Há diferenças entre a eleição de 2004 em Porto Alegre e a eleição presidencial em curso. Raul Pont nunca teve os patamares que Lula tem nas pesquisas e errou sua estratégia. Lula tem grandes chances de vencer no primeiro turno e está operando com muita competência sua estratégia. Entendo, portanto, que Alckmin precisará recorrer à propaganda negativa para tirar eleitores de Lula evitando a vitória antecipada de Lula. O risco de vitória de Lula em primeiro turno é que impõe o início da sua desconstrução antes do segundo turno. A questão é quando e como começar a desmontar Lula.

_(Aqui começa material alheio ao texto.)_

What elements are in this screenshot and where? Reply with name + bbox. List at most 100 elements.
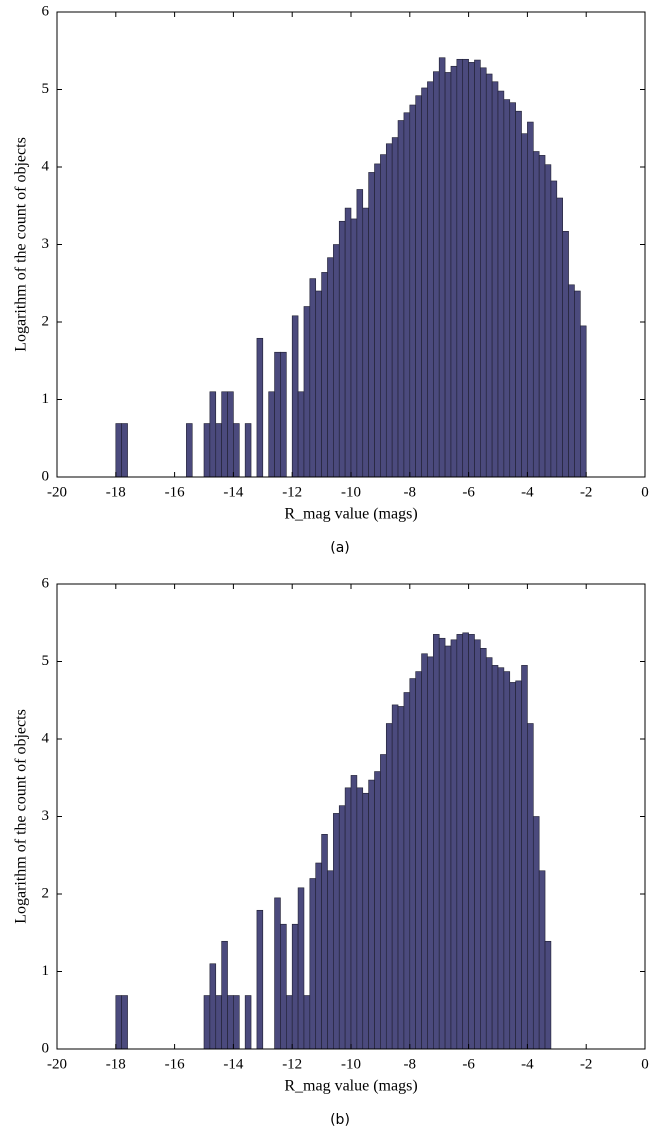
bar <box>368 779 375 1050</box>
y-tick-label: 2 <box>42 313 50 329</box>
bar <box>203 423 211 478</box>
y-tick-label: 4 <box>42 730 50 746</box>
bar <box>574 290 581 478</box>
bar <box>327 257 334 478</box>
x-tick-label: 0 <box>641 484 649 500</box>
bar <box>356 189 364 478</box>
bar <box>409 104 416 478</box>
x-tick-label: -4 <box>521 484 534 500</box>
bar <box>450 65 458 478</box>
y-tick-label: 0 <box>42 1040 50 1056</box>
bar <box>115 423 122 478</box>
bar <box>491 665 499 1050</box>
bar <box>568 284 575 478</box>
x-tick-label: -16 <box>165 484 185 500</box>
bar <box>321 834 328 1050</box>
x-tick-label: -2 <box>580 484 593 500</box>
bar <box>233 995 240 1050</box>
bar <box>227 995 234 1050</box>
bar <box>450 639 458 1050</box>
bar <box>291 315 299 478</box>
x-tick-label: -18 <box>106 1056 126 1072</box>
bar <box>433 634 440 1050</box>
x-axis-label: R_mag value (mags) <box>284 506 417 523</box>
bar <box>427 81 434 478</box>
bar <box>344 207 352 478</box>
bar <box>468 62 475 478</box>
bar <box>274 897 281 1050</box>
bar <box>485 657 493 1050</box>
bar <box>409 678 416 1050</box>
bar <box>333 244 340 478</box>
bar <box>244 423 252 478</box>
bar <box>297 887 305 1050</box>
bar <box>209 391 217 478</box>
bar <box>438 637 446 1050</box>
bar <box>527 723 534 1050</box>
bar <box>527 121 534 478</box>
y-tick-label: 4 <box>42 158 50 174</box>
bar <box>550 180 558 478</box>
bar <box>315 290 322 478</box>
bar <box>215 995 222 1050</box>
bar <box>427 656 434 1050</box>
bar <box>433 71 440 478</box>
y-tick-label: 6 <box>42 3 50 19</box>
y-tick-label: 3 <box>42 236 50 252</box>
x-tick-label: -18 <box>106 484 126 500</box>
bar <box>380 754 387 1050</box>
y-axis-label: Logarithm of the count of objects <box>13 137 30 352</box>
bar <box>474 59 481 478</box>
bar <box>268 391 275 478</box>
bar <box>115 995 122 1050</box>
bar <box>350 218 358 478</box>
bar <box>121 995 128 1050</box>
bar <box>521 133 528 478</box>
bar <box>256 909 264 1050</box>
bar <box>385 143 393 478</box>
bar <box>215 423 222 478</box>
x-tick-label: -6 <box>462 484 475 500</box>
bar <box>297 391 305 478</box>
caption: (a) <box>330 540 350 556</box>
bar <box>456 634 464 1050</box>
bar <box>274 351 281 478</box>
bar <box>438 57 446 478</box>
bar <box>380 154 387 478</box>
bar <box>397 120 405 478</box>
bar <box>415 95 422 478</box>
bar <box>374 771 381 1050</box>
y-tick-label: 5 <box>42 81 50 97</box>
bar <box>344 787 352 1050</box>
bar <box>462 58 469 478</box>
x-tick-label: -12 <box>282 1056 302 1072</box>
x-axis-label: R_mag value (mags) <box>284 1078 417 1095</box>
bar <box>327 870 334 1050</box>
x-tick-label: -6 <box>462 1056 475 1072</box>
bar <box>362 792 369 1050</box>
x-tick-label: -2 <box>580 1056 593 1072</box>
bar <box>315 862 322 1050</box>
bar <box>385 723 393 1050</box>
bar <box>421 87 428 478</box>
bar <box>515 680 522 1050</box>
bar <box>444 72 452 478</box>
x-tick-label: -4 <box>521 1056 534 1072</box>
x-tick-label: -10 <box>341 1056 361 1072</box>
bar <box>280 923 287 1050</box>
bar <box>491 81 499 478</box>
bar <box>227 391 234 478</box>
bar <box>209 963 217 1050</box>
y-tick-label: 5 <box>42 653 50 669</box>
bar <box>368 172 375 478</box>
bar <box>480 67 487 478</box>
bar <box>515 110 522 478</box>
bar <box>221 940 228 1050</box>
bar <box>544 164 552 478</box>
bar <box>480 648 487 1050</box>
bar <box>309 878 317 1050</box>
bar <box>497 90 505 478</box>
x-tick-label: -16 <box>165 1056 185 1072</box>
x-tick-label: -20 <box>47 1056 67 1072</box>
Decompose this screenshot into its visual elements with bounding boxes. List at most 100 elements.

Suponho que a hora de desconstruir Lula chegará quando as pesquisas qualitativas indicarem que o eleitor de centro confia na palavra de Alckmin e acredita que ele, se eleito, não vai acabar com o “bolsa-esmola”. Suponho que a desconstrução da imagem do petista não poderá ser feita de forma virulenta para não agredir o eleitor de centro que gosta de Lula. O conteúdo central da propaganda negativa, tudo indica, é a corrupção no governo. A forma dessas peças (linguagem e formato) será tão o mais importante que o conteúdo. O fundamental é desmontar Lula de maneira a transferir seus eleitores para Alckmin. As pesquisas qualitativas vão indicar esse caminho. Parece-me que é necessário começar a desconstrução de Lula ainda no primeiro turno para barrar sua vitória em primeiro turno. Mas, o timing também é uma questão de sintonia fina. As pesquisas de tipo tracking diário e as qualitativas de tipo view facts, de monitoração da propaganda no ar em tempo real, é que vão indicar a hora de começar. Se começar o vazamento de eleitores de Lula para Alckmin, depois disso, teremos um indicador das suas chances. Se isso não acontecer ainda no primeiro turno; Lula vencerá.